On annonce déjà la victoire de Joe Biden comme un « nouveau départ » pour les Etats-Unis et pour leur politique internationale. Si Trump s’ingénie encore à mettre des bâtons dans les roues de son successeur, en sabotant la coordination entre ses équipes et l’administration du vainqueur de l’élection présidentielle, élu avec 306 grands électeurs, nul ne peut plus sérieusement contester la victoire du candidat Démocrate. Une mauvaise nouvelle pour les alliés de Trump, ppoussés à une certaine servilité par ses exigences de loyauté absolus.

Si Trump a encore quelques alliés fidèles qui refusent d’admettre que l’empereur est nu – on peut citer le premier ministre hongrois Viktor Orban ainsi que son homologue de Slovénie, pays natal de sa femme force est de constater qu’il n’y a aujourd’hui plus foule pour le soutenir. Dans la plupart des capitales qui avaient affiché leur proximité avec la Maison blanche ces quatre dernières ont (Jérusalem, Brasilia, Ankara ou encore dans un mesure Moscou…), la fébrilité est palpable.

La victoire de Biden annonce un relatif « retour à la normale » dans les affaires internationales, au plus grand soulagement de la plupart des alliées historiques de Washington. A contrario, ceux qui avaient tiré parti des déséquilibres causés par Trump et avaient soutenu cet allié incommode sont aujourd’hui dans un certain embarras.
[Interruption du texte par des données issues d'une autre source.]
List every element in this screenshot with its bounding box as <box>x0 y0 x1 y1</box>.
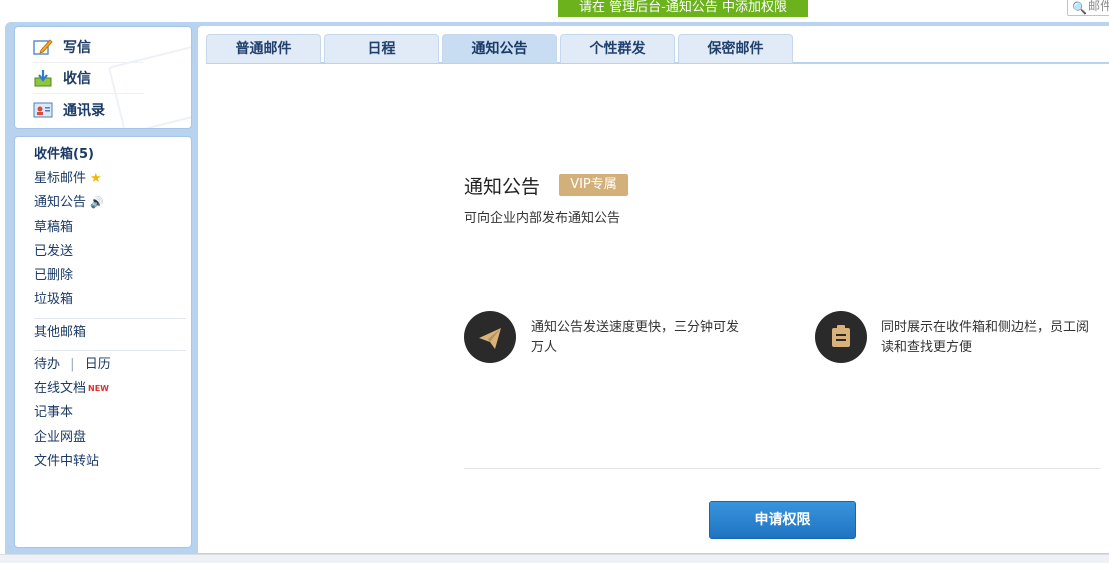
receive-divider <box>33 93 143 94</box>
compose-divider <box>33 62 143 63</box>
tab-normal-mail[interactable]: 普通邮件 <box>206 34 321 63</box>
feature-speed-text: 通知公告发送速度更快，三分钟可发万人 <box>531 320 740 355</box>
folder-drafts[interactable]: 草稿箱 <box>34 219 73 237</box>
contacts-button[interactable]: 通讯录 <box>33 99 105 121</box>
tab-group-send[interactable]: 个性群发 <box>560 34 675 63</box>
todo-link[interactable]: 待办 <box>34 357 60 372</box>
receive-button[interactable]: 收信 <box>33 67 91 89</box>
permission-notice-banner: 请在 管理后台-通知公告 中添加权限 <box>558 0 808 17</box>
notepad-link[interactable]: 记事本 <box>34 404 73 422</box>
calendar-link[interactable]: 日历 <box>85 357 111 372</box>
compose-panel: 写信 收信 通讯录 <box>14 26 192 129</box>
main-content: 普通邮件 日程 通知公告 个性群发 保密邮件 <box>198 26 1109 553</box>
folder-deleted[interactable]: 已删除 <box>34 267 73 285</box>
netdisk-link[interactable]: 企业网盘 <box>34 429 86 447</box>
folder-other-mailbox[interactable]: 其他邮箱 <box>34 324 86 342</box>
mail-search-input[interactable]: 🔍 邮件 <box>1067 0 1109 16</box>
online-docs-link[interactable]: 在线文档 NEW <box>34 380 109 398</box>
notice-title: 通知公告 <box>464 176 541 198</box>
folder-notice-label: 通知公告 <box>34 195 87 210</box>
vip-badge: VIP专属 <box>559 174 628 196</box>
folder-starred-label: 星标邮件 <box>34 171 87 186</box>
top-bar: 请在 管理后台-通知公告 中添加权限 🔍 邮件 <box>0 0 1109 22</box>
notice-subtitle: 可向企业内部发布通知公告 <box>464 211 621 226</box>
tab-schedule[interactable]: 日程 <box>324 34 439 63</box>
new-badge: NEW <box>88 384 109 393</box>
tab-notice[interactable]: 通知公告 <box>442 34 557 63</box>
bottom-status-strip <box>0 554 1109 563</box>
compose-type-tabs: 普通邮件 日程 通知公告 个性群发 保密邮件 <box>206 34 1109 64</box>
inbox-download-icon <box>33 69 53 87</box>
online-docs-label: 在线文档 <box>34 381 87 396</box>
folder-inbox[interactable]: 收件箱(5) <box>34 146 94 164</box>
folder-divider <box>34 318 186 319</box>
notice-board-icon <box>815 311 867 363</box>
paper-plane-icon <box>464 311 516 363</box>
envelope-watermark-icon <box>107 45 191 128</box>
tools-divider <box>34 350 186 351</box>
folder-starred[interactable]: 星标邮件 ★ <box>34 170 102 188</box>
receive-label: 收信 <box>63 71 91 87</box>
contacts-label: 通讯录 <box>63 103 105 119</box>
feature-display-text: 同时展示在收件箱和侧边栏，员工阅读和查找更方便 <box>881 320 1090 355</box>
folder-notice[interactable]: 通知公告 🔊 <box>34 194 104 212</box>
file-transfer-link[interactable]: 文件中转站 <box>34 453 99 471</box>
search-icon: 🔍 <box>1072 1 1087 15</box>
search-placeholder: 邮件 <box>1088 0 1109 13</box>
compose-label: 写信 <box>63 40 91 56</box>
folder-sent[interactable]: 已发送 <box>34 243 73 261</box>
compose-icon <box>33 38 53 56</box>
compose-button[interactable]: 写信 <box>33 36 91 58</box>
tools-row: 待办 | 日历 <box>34 356 111 374</box>
folder-panel: 收件箱(5) 星标邮件 ★ 通知公告 🔊 草稿箱 已发送 已删除 垃圾箱 其他邮箱 … <box>14 136 192 548</box>
content-divider <box>464 468 1101 469</box>
tab-secret-mail[interactable]: 保密邮件 <box>678 34 793 63</box>
star-icon: ★ <box>90 171 102 186</box>
speaker-icon: 🔊 <box>90 196 104 209</box>
contacts-icon <box>33 101 53 119</box>
todo-calendar-separator: | <box>70 357 75 372</box>
apply-permission-button[interactable]: 申请权限 <box>709 501 856 539</box>
folder-spam[interactable]: 垃圾箱 <box>34 291 73 309</box>
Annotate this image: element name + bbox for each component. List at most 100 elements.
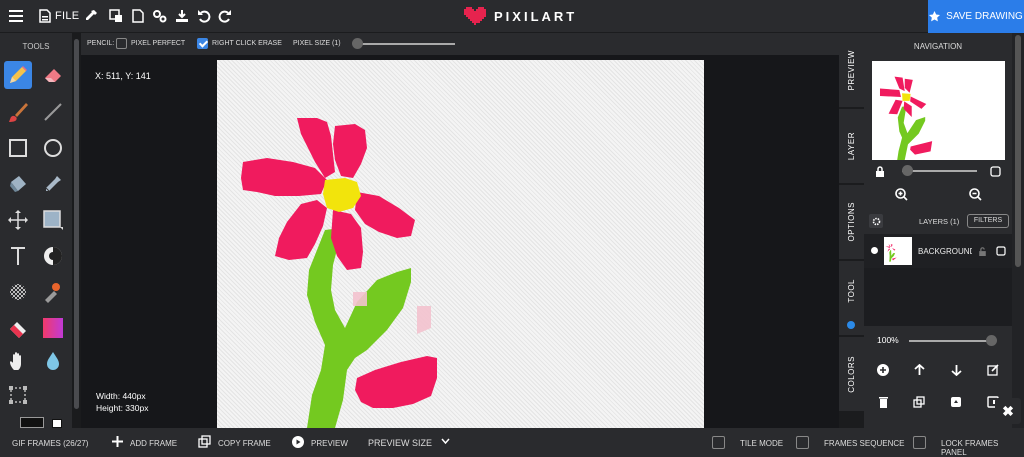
tab-colors[interactable]: COLORS [839,337,864,411]
eraser-tool[interactable] [39,61,67,89]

Alors que le vent tourne une question se pose : comment s’adapter à cette nouvelle donne sans donner trop ouvertement l’impression de retourner sa veste ?  

La fin de l’idée de « destinée commune »

La question est particulièrement délicate pour Boris Johnson, embourbé dans les négociations post-Brexit avec Bruxelles. Il sera sans doute le premier à payer le prix de sa « special relationship » avec Trump, n’ayant clairement pas parié sur le cheval Biden. Et pour cause : ce dernier voit d’un mauvais œil une sortie de l’Union européenne sans accord, sans parler d’une violation des engagements pris avec Bruxelles dans l’accord de sortie. Plus largement, l’entourage de Biden voit largement le Brexit comme une erreur historique.

« On ne peut pas accepter que l’Accord du Vendredi Saint, qui a apporté la paix en Irlande du Nord, ne devienne un dommage collatéral du Brexit », écrivait-il après avoir rencontré le chef de la diplomatie britannique Dominic Raab en septembre dernier. « Tout traité commercial entre les États-Unis et le Royaume-Uni doit être corrélé au respect de l’Accord et viser à empêcher le retour d’une frontière dure. »  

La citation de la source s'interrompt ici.